Essentially, all models are wrong, but some are useful. — George Box
Publication of the Li and Durbin’s 2011 paper titled “Inference of human population history from individual whole-genome sequences” was a milestone in the inference of demography.
By allowing the estimation of population dynamics from a single diploid genome, Li and Drubin’s pairwise sequentially Markovian coalescent (PSMC) model is perfectly suited for the genomic era of “less is more”, i.e. sequencing whole genomes of a few individuals rather than sequencing few loci of many individuals.
“The distribution of the time since the most recent common ancestor (TMRCA) between two alleles in an individual provides information about the history of change in population size over time.” (Li and Durbin 2011)
PSMC uses the coalescent approach to estimate changes in population size.
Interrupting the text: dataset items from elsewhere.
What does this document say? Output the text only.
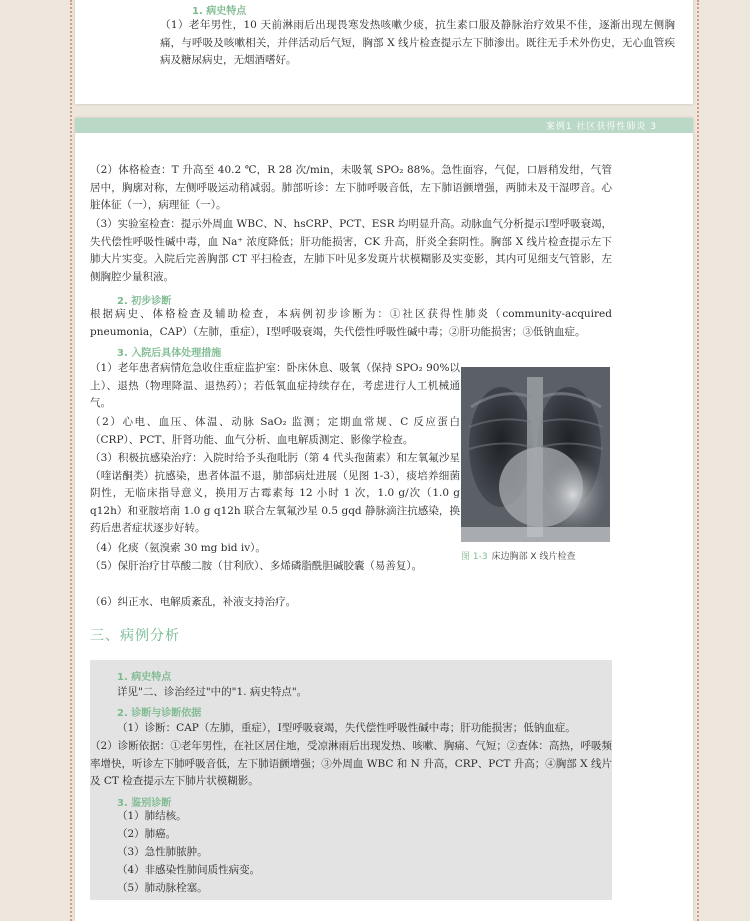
1. 病史特点
（1）老年男性，10 天前淋雨后出现畏寒发热咳嗽少痰，抗生素口服及静脉治疗效果不佳，逐渐出现左侧胸痛，与呼吸及咳嗽相关，并伴活动后气短，胸部 X 线片检查提示左下肺渗出。既往无手术外伤史，无心血管疾病及糖尿病史，无烟酒嗜好。
案例1 社区获得性肺炎 3
（2）体格检查：T 升高至 40.2 ℃，R 28 次/min，未吸氧 SPO₂ 88%。急性面容，气促，口唇稍发绀，气管居中，胸廓对称，左侧呼吸运动稍减弱。肺部听诊：左下肺呼吸音低，左下肺语颤增强，两肺未及干湿啰音。心脏体征（一），病理征（一）。
（3）实验室检查：提示外周血 WBC、N、hsCRP、PCT、ESR 均明显升高。动脉血气分析提示Ⅰ型呼吸衰竭，失代偿性呼吸性碱中毒，血 Na⁺ 浓度降低；肝功能损害，CK 升高，肝炎全套阴性。胸部 X 线片检查提示左下肺大片实变。入院后完善胸部 CT 平扫检查，左肺下叶见多发斑片状模糊影及实变影，其内可见细支气管影，左侧胸腔少量积液。
2. 初步诊断
根据病史、体格检查及辅助检查，本病例初步诊断为：①社区获得性肺炎（community-acquired pneumonia，CAP）（左肺，重症），Ⅰ型呼吸衰竭，失代偿性呼吸性碱中毒；②肝功能损害；③低钠血症。
3. 入院后具体处理措施
（1）老年患者病情危急收住重症监护室：卧床休息、吸氧（保持 SPO₂ 90%以上）、退热（物理降温、退热药）；若低氧血症持续存在，考虑进行人工机械通气。
（2）心电、血压、体温、动脉 SaO₂ 监测；定期血常规、C 反应蛋白（CRP）、PCT、肝肾功能、血气分析、血电解质测定、影像学检查。
（3）积极抗感染治疗：入院时给予头孢吡肟（第 4 代头孢菌素）和左氧氟沙星（喹诺酮类）抗感染，患者体温不退，肺部病灶进展（见图 1-3），痰培养细菌阴性，无临床指导意义，换用万古霉素每 12 小时 1 次，1.0 g/次（1.0 g q12h）和亚胺培南 1.0 g q12h 联合左氧氟沙星 0.5 gqd 静脉滴注抗感染，换药后患者症状逐步好转。
（4）化痰（氨溴索 30 mg bid iv）。
（5）保肝治疗甘草酸二胺（甘利欣）、多烯磷脂酰胆碱胶囊（易善复）。
（6）纠正水、电解质紊乱，补液支持治疗。
图 1-3 床边胸部 X 线片检查
三、病例分析
1. 病史特点
详见"二、诊治经过"中的"1. 病史特点"。
2. 诊断与诊断依据
（1）诊断：CAP（左肺，重症），Ⅰ型呼吸衰竭，失代偿性呼吸性碱中毒；肝功能损害；低钠血症。
（2）诊断依据：①老年男性，在社区居住地，受凉淋雨后出现发热、咳嗽、胸痛、气短；②查体：高热，呼吸频率增快，听诊左下肺呼吸音低，左下肺语颤增强；③外周血 WBC 和 N 升高，CRP、PCT 升高；④胸部 X 线片及 CT 检查提示左下肺片状模糊影。
3. 鉴别诊断
（1）肺结核。
（2）肺癌。
（3）急性肺脓肿。
（4）非感染性肺间质性病变。
（5）肺动脉栓塞。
Each diploid genome is a collection of hundreds of thousands independent loci. Estimating TMRCA of the two alleles at each locus is used to create a TMRCA distribution across the genome. And since the rate of coalescent events is inversely proportional to effective population size (Ne), PSMC identifies periods of Ne change. For example, when many loci coalesce at the same time, it is a sign of small Ne at that time.
This approach is becoming extremely popular in whole genome studies and is of a particular interest in ancient DNA and conservation genomics. Among others, it has been applied to study demographic history of the giant panda (Zhao et al. 2012), passenger pigeon (Hung et al. 2014) and the woolly mammoth (Palkopoulou et al. 2015).
However, PSMC has several considerable limitations that should be kept in mind.
- It doesn’t recover sudden changes in Ne
- Nor does it recover recent changes, e.g. younger than 10,000 years BP in humans (Li and Durbin 2011).
- Simulation suggest that it also performs worse in case of very ancient changes in Ne (Mazet et al. 2015).
- Using incorrect mutation rate or generation time can cause bias in the interpretation.
- The change in Ne in a PSMC plot can be actually caused by population structure.